In town, the Woody Creek Tavern doesn't mention Thompson explicitly, anywhere: photographs, notes, paintings, and years of memories adorn the walls. I met a guy who delivered booze weekly to Owl Farm from Aspen, driving a case of 1.5L Chivas Regal bottles, a case of Groschl flip-top bottles and a case of 1.5L bottles of red wine, "for his secretary.?

February 2005 was an especially dark time in America; though the economy had not yet collapsed, the "greedheads" had already long taken control. Thompson chose to stare down the barrel of a shotgun over enduring Bush's second term; like Plato's "Crito," Thompson had come to abhor the political and social system he had helped to create. On that night, Hunter and his wife had had a fight; she was elsewhere, likely in town; he had been walking with a cane as well, after health problems made him weak. Mike Cleverly wouldn't confirm that Hunter had typed "COUNSELOR" on a lone sheet of paper in his typewriter. Cleverly's own collection of Thompson stories-- The Kitchen Readings-- is available on Amazon; as Hunter's neighbor and friend, he chose his words and stories of Thompson carefully. The definitive biography of Hunter, he said, is being written by Douglas Brinkley, who accepted no pay for his extensive editorial work on two volumes of Thompson's letters.

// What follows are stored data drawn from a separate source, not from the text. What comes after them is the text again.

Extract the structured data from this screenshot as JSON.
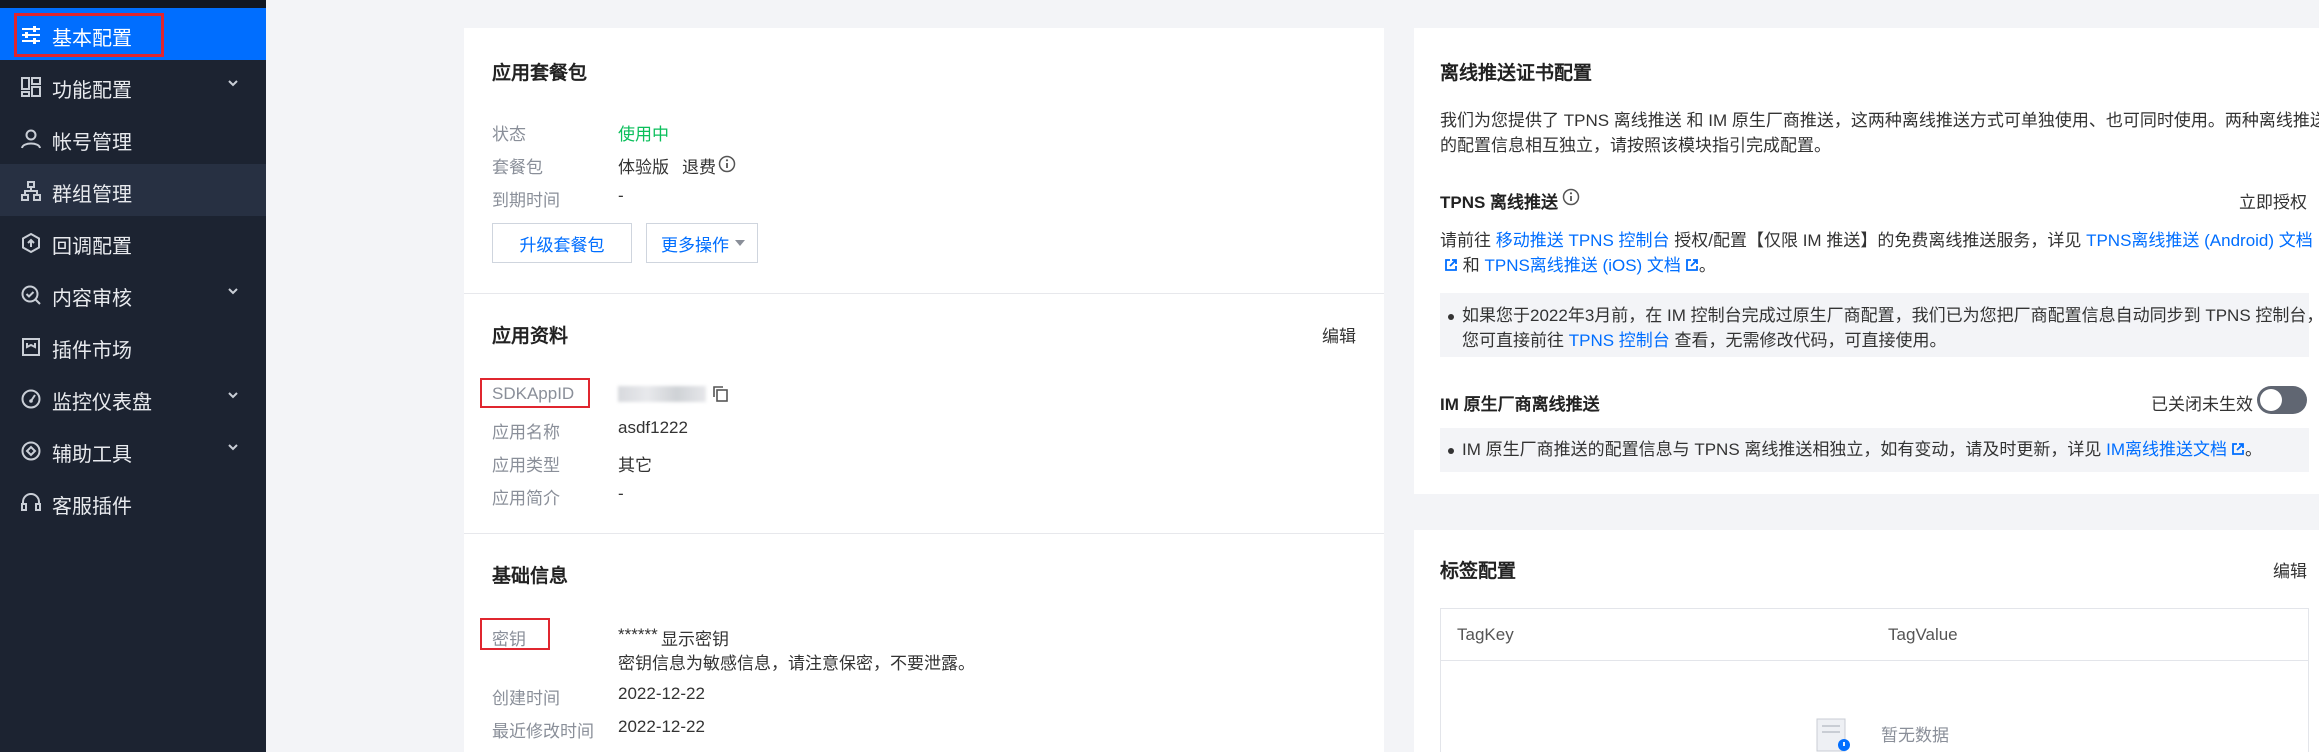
{
  "sidebar": {
    "items": [
      {
        "label": "基本配置",
        "icon": "sliders-icon"
      },
      {
        "label": "功能配置",
        "icon": "grid-icon"
      },
      {
        "label": "帐号管理",
        "icon": "user-icon"
      },
      {
        "label": "群组管理",
        "icon": "sitemap-icon"
      },
      {
        "label": "回调配置",
        "icon": "callback-icon"
      },
      {
        "label": "内容审核",
        "icon": "search-check-icon"
      },
      {
        "label": "插件市场",
        "icon": "plugin-icon"
      },
      {
        "label": "监控仪表盘",
        "icon": "gauge-icon"
      },
      {
        "label": "辅助工具",
        "icon": "tool-icon"
      },
      {
        "label": "客服插件",
        "icon": "headset-icon"
      }
    ]
  },
  "package": {
    "title": "应用套餐包",
    "status_label": "状态",
    "status_value": "使用中",
    "plan_label": "套餐包",
    "plan_value": "体验版",
    "refund_link": "退费",
    "expire_label": "到期时间",
    "expire_value": "-",
    "upgrade_button": "升级套餐包",
    "more_button": "更多操作"
  },
  "app_info": {
    "title": "应用资料",
    "edit_link": "编辑",
    "sdkappid_label": "SDKAppID",
    "name_label": "应用名称",
    "name_value": "asdf1222",
    "type_label": "应用类型",
    "type_value": "其它",
    "intro_label": "应用简介",
    "intro_value": "-"
  },
  "basic_info": {
    "title": "基础信息",
    "key_label": "密钥",
    "key_value": "******",
    "show_key_link": "显示密钥",
    "key_note": "密钥信息为敏感信息，请注意保密，不要泄露。",
    "created_label": "创建时间",
    "created_value": "2022-12-22",
    "modified_label": "最近修改时间",
    "modified_value": "2022-12-22"
  },
  "push": {
    "title": "离线推送证书配置",
    "intro_line1": "我们为您提供了 TPNS 离线推送 和 IM 原生厂商推送，这两种离线推送方式可单独使用、也可同时使用。两种离线推送",
    "intro_line2": "的配置信息相互独立，请按照该模块指引完成配置。",
    "tpns_title": "TPNS 离线推送",
    "authorize_link": "立即授权",
    "tpns_pre": "请前往",
    "tpns_console_link": "移动推送 TPNS 控制台",
    "tpns_mid": "授权/配置【仅限 IM 推送】的免费离线推送服务，详见",
    "tpns_android_link": "TPNS离线推送 (Android) 文档",
    "tpns_and": "和",
    "tpns_ios_link": "TPNS离线推送 (iOS) 文档",
    "tpns_end": "。",
    "note1_line1": "如果您于2022年3月前，在 IM 控制台完成过原生厂商配置，我们已为您把厂商配置信息自动同步到 TPNS 控制台，",
    "note1_pre": "您可直接前往",
    "note1_link": "TPNS 控制台",
    "note1_post": "查看，无需修改代码，可直接使用。",
    "im_title": "IM 原生厂商离线推送",
    "toggle_label": "已关闭未生效",
    "note2_text": "IM 原生厂商推送的配置信息与 TPNS 离线推送相独立，如有变动，请及时更新，详见",
    "note2_link": "IM离线推送文档",
    "note2_end": "。"
  },
  "tags": {
    "title": "标签配置",
    "edit_link": "编辑",
    "col_key": "TagKey",
    "col_value": "TagValue",
    "empty_text": "暂无数据"
  },
  "colors": {
    "accent": "#006eff",
    "success": "#0abf5b",
    "sidebar_bg": "#1c2331",
    "highlight_box": "#e0262f"
  }
}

I passed Cleverly a card with my website address on it, and he chuckled: there is no high-speed internet on his road. "Thompson never had DSL?" "Hunter never had a computer. They'd keep sending them," Cleverly said, "and he'd use them, and then a day later they'd be in the trash." It's important to know that, for all his Gonzo travels, Hunter never surfed the web from his kitchen, never explored the internet from home.

I drove through Aspen ("don't deny yourself," Cleverly told me), leaving behind a dream of Woody Creek, Colorado: Hunter wasn't home, and his widow took no interest in me, holding up a copy of her latest book, "The Gonzo Way," hoping for an autograph. The sun shone across the arid landscape; the sprinklers kept the wealthy lawns wet, and growing.